SINTANG, TB – Pemerintah Kabupaten Sintang tidak hanya menargetkan pencegahan stunting dari usia dini, tetapi juga mengambil langkah aktif terhadap anak-anak yang sudah terdampak. Kepala Dinas Kesehatan Sintang, Edy Harmaeni, mengatakan bahwa pendekatan ganda menjadi strategi utama yakni memperbaiki kondisi anak yang sudah mengalami stunting, sekaligus mencegah kasus baru sejak masa remaja.
“Kalau kita kerja bersama-sama, stunting ini bisa kita cegah dan tangani dengan baik,” ujar Edy Harmaeni.
Pemantauan langsung ke rumah warga menjadi salah satu strategi andalan Pemkab Sintang saat ini. Petugas kesehatan tidak lagi hanya menunggu di fasilitas layanan, melainkan datang langsung ke masyarakat.
“Kita sekarang punya program kunjungan rumah. Petugas kesehatan datang langsung ke rumah warga. Kita lihat kondisi anak dan beri pendampingan ke orang tuanya,” jelas Edy Harmaeni.
Selain itu, masa krusial 1.000 hari pertama kehidupan anak juga menjadi fokus perhatian pemerintah.
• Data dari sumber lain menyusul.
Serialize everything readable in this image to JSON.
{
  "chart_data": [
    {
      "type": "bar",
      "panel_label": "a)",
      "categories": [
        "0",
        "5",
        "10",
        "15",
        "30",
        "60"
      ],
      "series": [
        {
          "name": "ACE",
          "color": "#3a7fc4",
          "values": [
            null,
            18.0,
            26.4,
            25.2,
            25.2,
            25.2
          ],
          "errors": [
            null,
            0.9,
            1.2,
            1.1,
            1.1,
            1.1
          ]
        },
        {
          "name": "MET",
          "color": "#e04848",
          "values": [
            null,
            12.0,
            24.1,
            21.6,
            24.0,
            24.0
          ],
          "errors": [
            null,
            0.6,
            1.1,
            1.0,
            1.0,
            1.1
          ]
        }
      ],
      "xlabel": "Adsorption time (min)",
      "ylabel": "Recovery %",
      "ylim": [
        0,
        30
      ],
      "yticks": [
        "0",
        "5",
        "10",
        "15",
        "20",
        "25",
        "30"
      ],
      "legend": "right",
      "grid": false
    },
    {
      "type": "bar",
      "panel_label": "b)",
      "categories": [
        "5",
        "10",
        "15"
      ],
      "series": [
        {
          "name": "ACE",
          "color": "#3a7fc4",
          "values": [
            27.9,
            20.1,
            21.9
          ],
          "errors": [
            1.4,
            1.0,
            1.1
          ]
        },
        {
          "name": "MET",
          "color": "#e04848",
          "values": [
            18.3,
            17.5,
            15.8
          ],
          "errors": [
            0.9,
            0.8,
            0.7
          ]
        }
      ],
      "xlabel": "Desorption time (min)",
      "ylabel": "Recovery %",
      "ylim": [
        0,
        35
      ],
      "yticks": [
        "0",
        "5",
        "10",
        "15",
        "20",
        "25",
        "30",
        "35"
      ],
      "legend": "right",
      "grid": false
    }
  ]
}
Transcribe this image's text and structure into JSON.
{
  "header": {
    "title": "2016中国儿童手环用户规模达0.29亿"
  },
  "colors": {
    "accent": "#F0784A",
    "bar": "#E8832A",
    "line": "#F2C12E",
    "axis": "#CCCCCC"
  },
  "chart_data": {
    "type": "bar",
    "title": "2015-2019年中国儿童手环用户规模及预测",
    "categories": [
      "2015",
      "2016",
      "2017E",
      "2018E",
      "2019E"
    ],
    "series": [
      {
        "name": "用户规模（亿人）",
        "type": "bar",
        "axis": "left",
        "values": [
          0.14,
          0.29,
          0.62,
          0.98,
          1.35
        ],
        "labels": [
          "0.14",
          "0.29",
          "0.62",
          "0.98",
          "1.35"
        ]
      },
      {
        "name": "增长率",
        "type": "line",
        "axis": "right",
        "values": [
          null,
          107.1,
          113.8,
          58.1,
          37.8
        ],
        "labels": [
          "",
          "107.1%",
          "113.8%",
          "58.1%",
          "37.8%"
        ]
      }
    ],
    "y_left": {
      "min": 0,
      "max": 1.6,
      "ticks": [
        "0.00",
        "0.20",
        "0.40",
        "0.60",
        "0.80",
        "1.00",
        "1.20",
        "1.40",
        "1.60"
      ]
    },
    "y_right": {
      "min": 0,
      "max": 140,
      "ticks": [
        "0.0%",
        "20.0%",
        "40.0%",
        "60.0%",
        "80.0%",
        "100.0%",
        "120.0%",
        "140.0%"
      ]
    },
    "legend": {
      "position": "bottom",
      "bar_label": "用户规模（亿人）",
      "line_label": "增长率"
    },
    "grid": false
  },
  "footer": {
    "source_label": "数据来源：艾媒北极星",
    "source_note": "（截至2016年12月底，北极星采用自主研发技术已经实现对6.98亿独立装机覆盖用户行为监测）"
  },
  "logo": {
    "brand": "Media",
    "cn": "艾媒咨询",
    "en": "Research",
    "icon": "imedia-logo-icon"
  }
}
Masa ini sangat menentukan pertumbuhan dan perkembangan otak anak. Pemkab Sintang memaksimalkan fungsi posyandu sebagai titik pemantauan utama selama fase tersebut.
“Penyebab stunting itu banyak. Bisa karena kurang gizi, pola asuh yang salah, atau asupan makanan yang tidak cukup,” terang Edy Harmaeni.
Untuk anak-anak yang sudah mengalami kekurangan gizi, langkah pemulihan dilakukan secara bertahap. Salah satunya dengan perbaikan pola makan dan pendampingan kepada orang tua.
“Kita bantu anak-anak yang gizinya kurang. Kita beri pendampingan dan edukasi juga ke orang tuanya supaya tahu cara memberi makan yang baik,” kata Edy Harmaeni.
Pemerintah berharap kesadaran soal gizi dan pola hidup sehat bisa tumbuh lebih awal. Langkah pencegahan bahkan sudah dimulai sejak masa remaja, jauh sebelum calon ibu hamil.